Expert Advice on Kids’ Dental Health
January is almost over (can you believe it?) and we’re starting to think about February, which happens to be National Children’s Dental Health Month. During National Children’s Dental Health Month, the American Academy of Pediatric Dentistry (AAPD) wants to arm parents and caregivers with the important tools and information they need to help fight tooth decay for their children. EverydayFamily’s Shiloh Johnson sat down with the current President of the AAPD, Dr. Jade Miller, to discuss pediatric dental health and new cavity prevention methods. Watch the full interview here:
When asked about the primary culprits of childhood tooth decay, Dr. Miller really warned us about baby bottle tooth decay. It goes by a few names, including nursing bottle tooth decay, baby bottle syndrome, early childhood caries, and bottle rot. Baby bottle tooth decay is caused by leaving a bottle filled with milk, juice, or formula in the crib with your little one. When your little one has access to this bottle of warm, sweet liquid all night, the bacteria in your little one’s mouth teams up with the sugars in the liquid and causes a lot of decay in those little teeth. Dr.
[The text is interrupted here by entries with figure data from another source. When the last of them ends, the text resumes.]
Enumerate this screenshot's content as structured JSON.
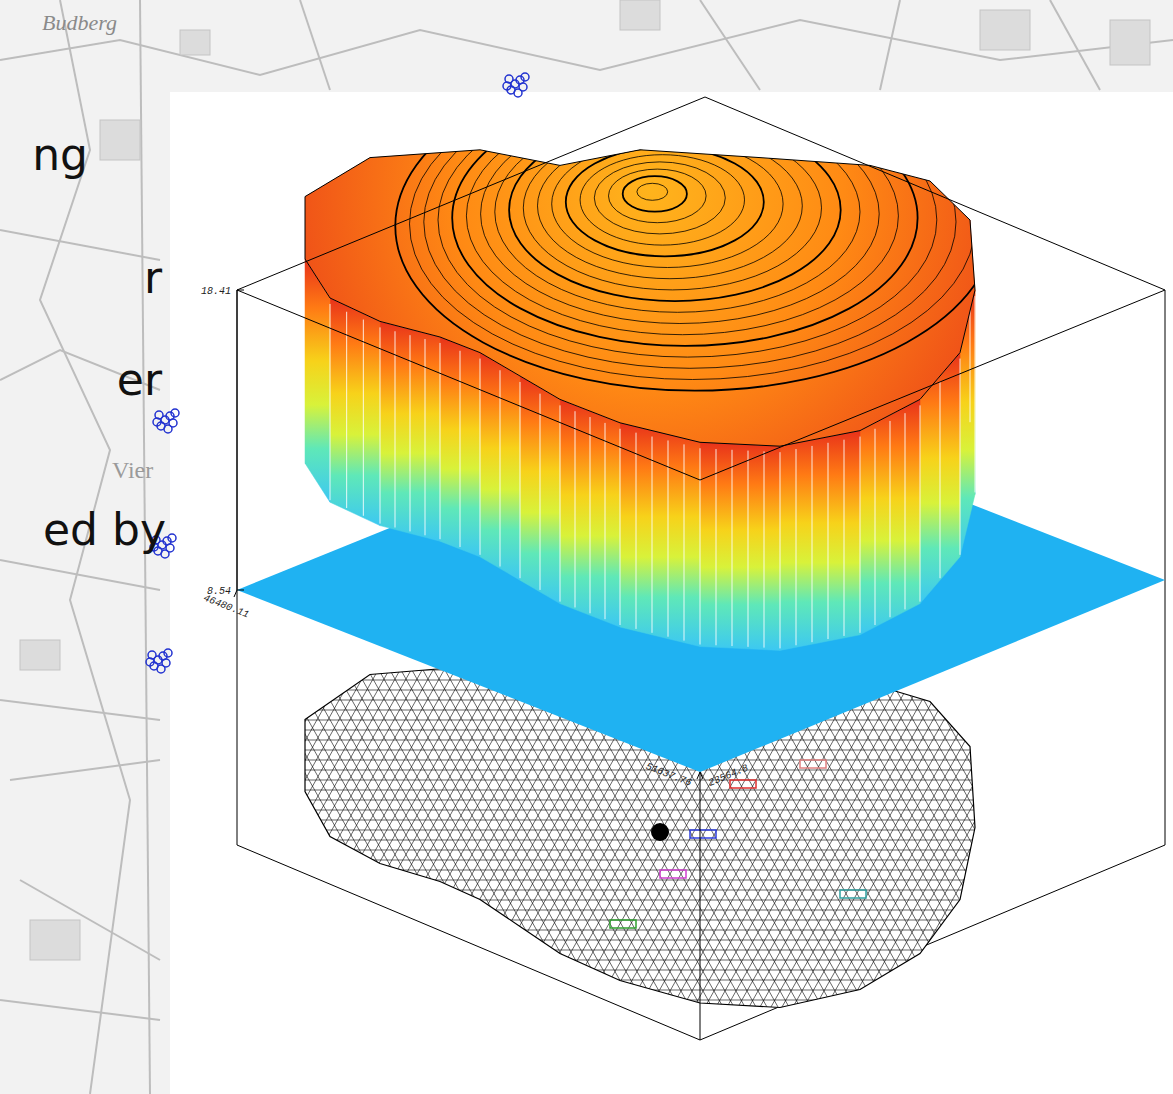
{
  "chart_data": {
    "type": "surface",
    "ylim": [
      8.54,
      18.41
    ],
    "yticks": [
      8.54,
      18.41
    ],
    "xlim": [
      46480.11,
      51637.76
    ],
    "xticks": [
      46480.11,
      51637.76
    ],
    "northing_ticks": [
      23564.8
    ],
    "contour_levels": [
      17.5,
      17,
      16.5,
      16,
      15.5,
      15,
      14.5,
      14,
      13.5,
      13,
      12.5,
      12,
      11.5,
      11,
      10.5,
      10,
      9.5,
      9
    ],
    "grid": false
  },
  "slide_text": [
    "ng",
    "r",
    "er",
    "ed by"
  ],
  "map_labels": [
    "Budberg",
    "Vier"
  ]
}
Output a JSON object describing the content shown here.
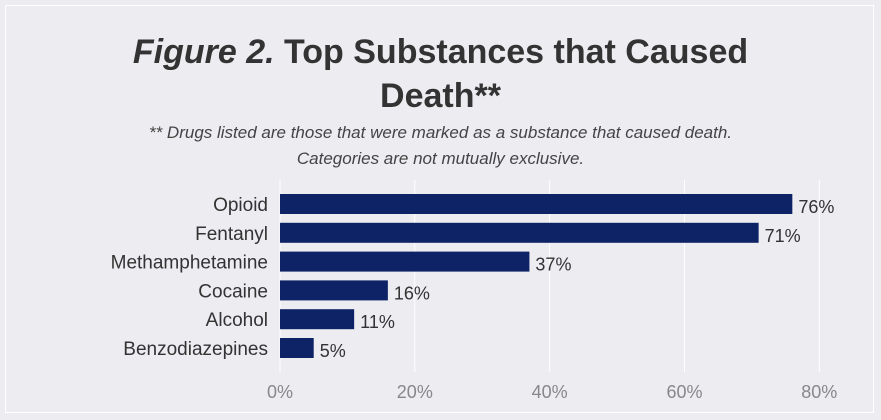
{
  "figure_label": "Figure 2.",
  "title_line1": "Top Substances that Caused",
  "title_line2": "Death**",
  "subtitle_line1": "** Drugs listed are those that were marked as a substance that caused death.",
  "subtitle_line2": "Categories are not mutually exclusive.",
  "chart_data": {
    "type": "bar",
    "orientation": "horizontal",
    "categories": [
      "Opioid",
      "Fentanyl",
      "Methamphetamine",
      "Cocaine",
      "Alcohol",
      "Benzodiazepines"
    ],
    "values": [
      76,
      71,
      37,
      16,
      11,
      5
    ],
    "value_labels": [
      "76%",
      "71%",
      "37%",
      "16%",
      "11%",
      "5%"
    ],
    "xlim": [
      0,
      85
    ],
    "xticks": [
      0,
      20,
      40,
      60,
      80
    ],
    "xtick_labels": [
      "0%",
      "20%",
      "40%",
      "60%",
      "80%"
    ],
    "bar_color": "#0d2366",
    "grid": true,
    "xlabel": "",
    "ylabel": ""
  }
}
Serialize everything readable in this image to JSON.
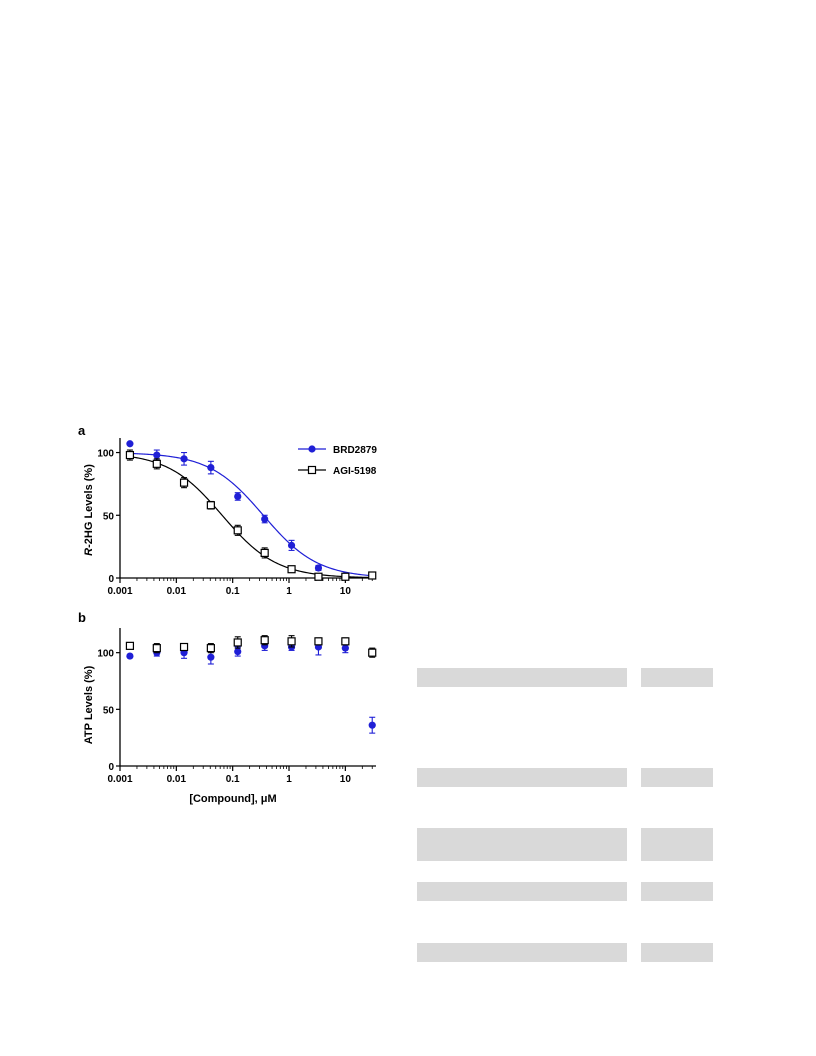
{
  "panels": [
    {
      "id": "a",
      "panel_label": "a",
      "ylabel_italic": "R",
      "ylabel_rest": "-2HG Levels (%)",
      "xlabel": "",
      "legend": [
        "BRD2879",
        "AGI-5198"
      ],
      "x_ticks": [
        "0.001",
        "0.01",
        "0.1",
        "1",
        "10"
      ],
      "y_ticks": [
        "0",
        "50",
        "100"
      ]
    },
    {
      "id": "b",
      "panel_label": "b",
      "ylabel_italic": "",
      "ylabel_rest": "ATP Levels (%)",
      "xlabel": "[Compound], μM",
      "legend": [],
      "x_ticks": [
        "0.001",
        "0.01",
        "0.1",
        "1",
        "10"
      ],
      "y_ticks": [
        "0",
        "50",
        "100"
      ]
    }
  ],
  "chart_data": [
    {
      "type": "scatter",
      "panel": "a",
      "xscale": "log",
      "xlim": [
        0.001,
        35
      ],
      "ylim": [
        0,
        110
      ],
      "xlabel": "",
      "ylabel": "R-2HG Levels (%)",
      "legend_position": "top-right",
      "series": [
        {
          "name": "BRD2879",
          "color": "#1f1fd6",
          "marker": "filled-circle",
          "fit": {
            "top": 100,
            "bottom": 0,
            "ic50": 0.35,
            "hill": 0.9
          },
          "x": [
            0.0015,
            0.0045,
            0.0137,
            0.041,
            0.123,
            0.37,
            1.11,
            3.33,
            10,
            30
          ],
          "y": [
            107,
            98,
            95,
            88,
            65,
            47,
            26,
            8,
            2,
            2
          ],
          "err": [
            0,
            4,
            5,
            5,
            3,
            3,
            4,
            2,
            1,
            1
          ]
        },
        {
          "name": "AGI-5198",
          "color": "#000000",
          "marker": "open-square",
          "fit": {
            "top": 100,
            "bottom": 0,
            "ic50": 0.065,
            "hill": 0.9
          },
          "x": [
            0.0015,
            0.0045,
            0.0137,
            0.041,
            0.123,
            0.37,
            1.11,
            3.33,
            10,
            30
          ],
          "y": [
            98,
            91,
            76,
            58,
            38,
            20,
            7,
            1,
            1,
            2
          ],
          "err": [
            4,
            4,
            4,
            3,
            4,
            4,
            1,
            1,
            1,
            1
          ]
        }
      ]
    },
    {
      "type": "scatter",
      "panel": "b",
      "xscale": "log",
      "xlim": [
        0.001,
        35
      ],
      "ylim": [
        0,
        120
      ],
      "xlabel": "[Compound], μM",
      "ylabel": "ATP Levels (%)",
      "series": [
        {
          "color": "#1f1fd6",
          "marker": "filled-circle",
          "x": [
            0.0015,
            0.0045,
            0.0137,
            0.041,
            0.123,
            0.37,
            1.11,
            3.33,
            10,
            30
          ],
          "y": [
            97,
            100,
            100,
            96,
            101,
            106,
            105,
            105,
            104,
            36
          ],
          "err": [
            0,
            3,
            5,
            6,
            4,
            4,
            3,
            7,
            4,
            7
          ]
        },
        {
          "color": "#000000",
          "marker": "open-square",
          "x": [
            0.0015,
            0.0045,
            0.0137,
            0.041,
            0.123,
            0.37,
            1.11,
            3.33,
            10,
            30
          ],
          "y": [
            106,
            104,
            105,
            104,
            109,
            111,
            110,
            110,
            110,
            100
          ],
          "err": [
            0,
            4,
            3,
            4,
            5,
            4,
            5,
            3,
            3,
            4
          ]
        }
      ]
    }
  ],
  "gray_bars": [
    {
      "id": "bar-1"
    },
    {
      "id": "bar-2"
    },
    {
      "id": "bar-3"
    },
    {
      "id": "bar-4"
    },
    {
      "id": "bar-5"
    }
  ]
}
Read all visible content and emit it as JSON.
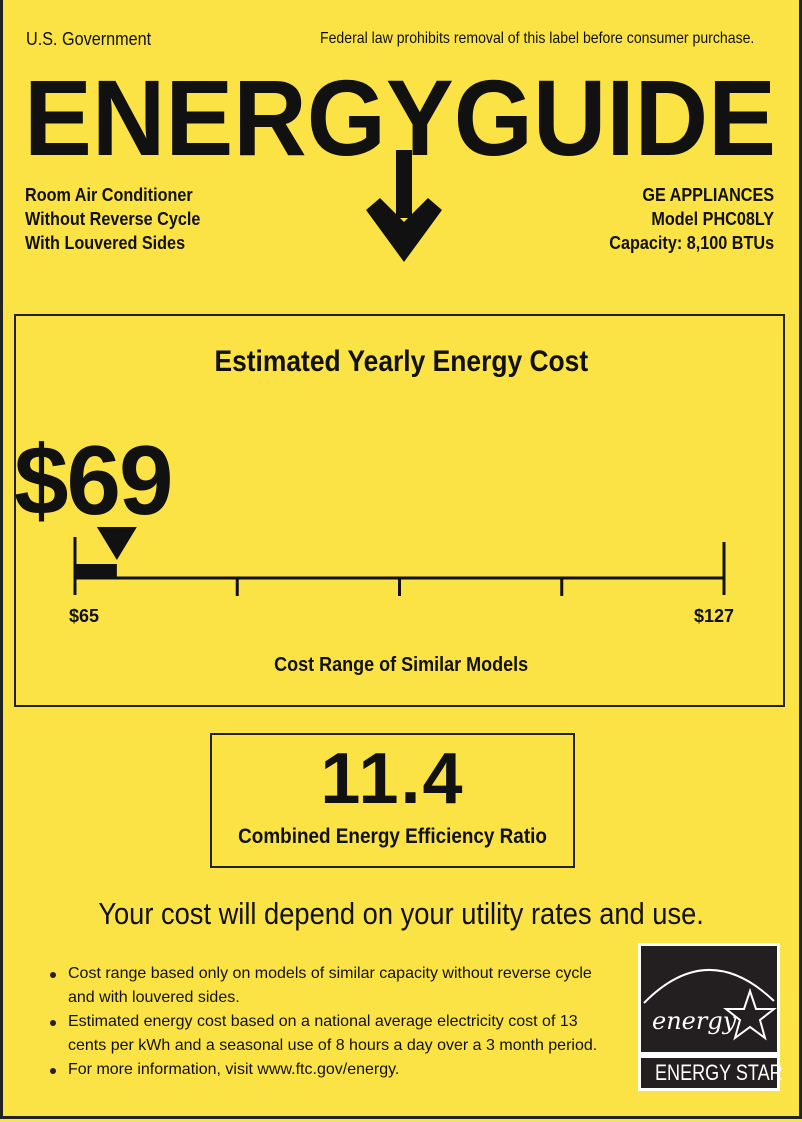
{
  "header": {
    "left": "U.S. Government",
    "right": "Federal law prohibits removal of this label before consumer purchase.",
    "title": "ENERGYGUIDE"
  },
  "product": {
    "lines": [
      "Room Air Conditioner",
      "Without Reverse Cycle",
      "With Louvered Sides"
    ]
  },
  "manufacturer": {
    "name": "GE APPLIANCES",
    "model": "Model PHC08LY",
    "capacity": "Capacity: 8,100 BTUs"
  },
  "cost": {
    "heading": "Estimated Yearly Energy Cost",
    "value": "$69",
    "range_min_label": "$65",
    "range_max_label": "$127",
    "range_min": 65,
    "range_max": 127,
    "current": 69,
    "range_caption": "Cost Range of Similar Models"
  },
  "efficiency": {
    "value": "11.4",
    "label": "Combined Energy Efficiency Ratio"
  },
  "disclaimer": "Your cost will depend on your utility rates and use.",
  "notes": [
    "Cost range based only on models of similar capacity without reverse cycle",
    "and with louvered sides.",
    "Estimated energy cost based on a national average electricity cost of 13",
    "cents per kWh and a seasonal use of 8 hours a day over a 3 month period.",
    "For more information, visit www.ftc.gov/energy."
  ],
  "energy_star": {
    "script": "energy",
    "label": "ENERGY STAR"
  },
  "colors": {
    "background": "#fbe346",
    "ink": "#111111"
  }
}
Miller reminded us that our little ones should only have access to water throughout the night.
So, say you take your little one to the dentist for a check up, and they find a cavity. Oh no! What are your options? Older children can have the cavity filled, but some children who have cavities are too young to sit still for the treatment. Dr. Miller told us about one of the newest options to stop the growth of a cavity and prevent future tooth decay in toddlers and children without drilling and filling: a liquid called silver diamine fluoride.
Silver diamine fluoride may, in certain situations, be a safe way to delay filling a cavity, until your child is ready. If you have a very young child with a cavity you can utilize this liquid. It kills the bacteria to slow down the progression of the cavity so that you can manage the cavity when the child is older. Dentists can simply brush it directly onto a cavity, and then fill the cavity when your child is older. Dr. Miller warned that silver diamine fluoride can cause the spot where the cavity is to turn dark or black, but the discoloration is fixed when the cavity is treated later.
Now, you may want to know if you really have to worry about taking care of baby teeth. Won’t they just fall out and be replaced by permanent teeth later anyway? Yes – it’s true, baby teeth will eventually fall out – BUT – it’s important to treat cavities and keep your child’s baby teeth in good shape because baby teeth are the foundation for a healthy mouth. It’s especially important because tooth decay remains a top chronic infectious disease among kids. Nearly one in three children ages two to five years old in the U.S. are affected by tooth decay. Also, oral health has many links to general health. Bad oral health has links to diabetes, premature labor, and cardiac disease. So it is very important to start healthy oral habits early in life to prevent more problems later in life.
Dr. Miller recommended visiting mychildrensteeth.org to get more information on dental health. When you’re there, be sure to check out the adorable and informative section called The Mouth Monsters. Watch out for the villainous Tooth DK!
Dr. Miller also reminded us that it’s important to get your child into the dentist early in life. Make sure you get your child in for an appointment by one-year of age to establish those healthy dental habits.